Oruç tutmanın aslında metabolizma açısından çok faydalı olduğuna değinen Prof. Dr. İhsan Bakır, "Aç kalınca vücut pankreasa insülin salgıla emri vermez. Bu, organlar için bir nevi dinlenmedir aslında. Anlık şeker yüklenmeleri olsun, insülin salgılanması olsun ya da karaciğer enzimlerinin devreye girip metabolizmayı hızlandırması olsun, hepsi bir süreliğine durur. Bağırsaklardan dahi beyne uyarı gitmez, beyin de ilgili hormonları salgılamaz. Hormonları ve hormon salgılanma oranları istirahatte olan kişinin metabolizması da yavaşlar. Vücudun bundan pozitif yönde etkilenmesi tıbbi açıdan da her zaman beklenen bir durumdur. Ben, bir kalp damar cerrahı olarak sadece yılda 1 aylık bir periyod için değil orucun yıl içine yayılarak belki haftada 1 gün de olsa tutulması gerektiğini düşünüyorum. Hem metabolizma dinlenir hem de bir nevi ramazan ayına hazırlık yapar gibi düşünülebilir" diye konuştu. 

TİROİD BOZUKLUĞU OLANLAR DİKKAT!

Tiroid bozukluğu olan hastaların da oruç tutmasının sakıncalı olabileceğine işaret eden Prof. Dr. Bakır, sözlerini şöyle sürdürdü:

"Hastanın tiroid fonksiyonlarında bozukluk vardır, çok sık su içmesi gerekiyordur, metabolizması hızlıdır, bu kişiler için geçerli değil yukarıda söylediklerim. Bağışıklık sistemi zayıf hastalar da gıdadan mahrum kalıp gerekli kaloriyi almadığında enfeksiyona daha yatkın oluyor. Bu tür hastaların mutlaka yeterince kalori alarak oruç tutması ya da hiç tutmaması gerekli.
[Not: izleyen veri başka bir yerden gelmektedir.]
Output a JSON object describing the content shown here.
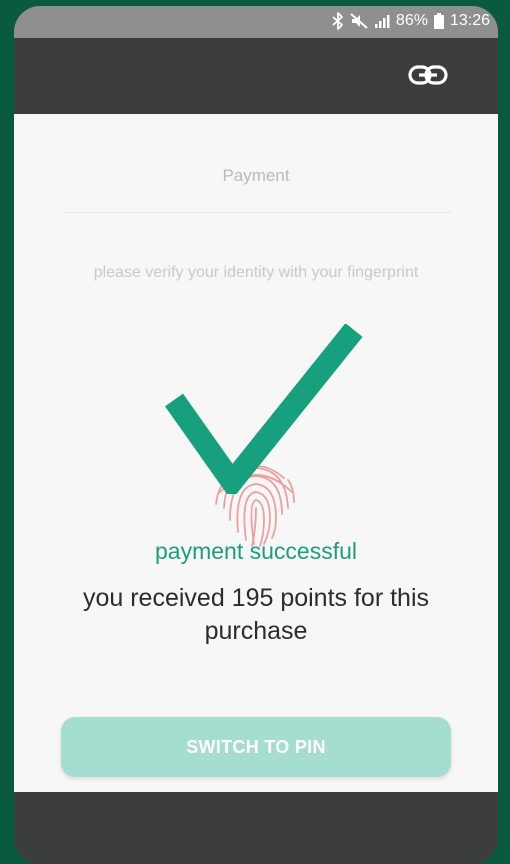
{
  "status_bar": {
    "battery_percent": "86%",
    "time": "13:26",
    "icons": [
      "bluetooth-icon",
      "mute-icon",
      "signal-icon",
      "battery-icon"
    ]
  },
  "app_bar": {
    "icon": "link-icon"
  },
  "payment": {
    "title": "Payment",
    "instruction": "please verify your identity with your fingerprint",
    "success_message": "payment successful",
    "points_message": "you received 195 points for this purchase",
    "switch_button_label": "SWITCH TO PIN"
  },
  "colors": {
    "accent": "#1c9e7c",
    "checkmark": "#17a07e",
    "button": "#a6ddd1",
    "fingerprint": "#f08f8f",
    "app_bar": "#3c3d3f",
    "status_bar": "#8e8f90",
    "background": "#0a5a40"
  }
}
Kalorisi zengin gıdalardan sık sık kısa aralarla beslenmesi gerekiyor çünkü. Bir de sigara meselesi var. İftarda aç karna ve sahurda yatmadan önce içilen sigara, sadece kalp hastalarında değil sağlıklı kişilerde bile ani kalp krizlerine yol açabilir. Hele ki iftarda ardı ardına sigara içilmesi kalp krizi açısından çok daha tehlikeli. Uzun süren açlık ve susuzluk döneminden hemen sonra vücut enerji, oksijen tüketimi, sıvı ve elektrolit dengesini henüz kurmamışken, sigaranın içerdiği zehirlerin damarlarda bolca dolaşması aritmi, yüksek tansiyon, damarda ani büzüşme ve daralmanın yanı sıra damar sertliğini oluşturan yağ birikintilerinde kanama ve küçük yırtıklar yaparak kalp krizini tetikleyebilir."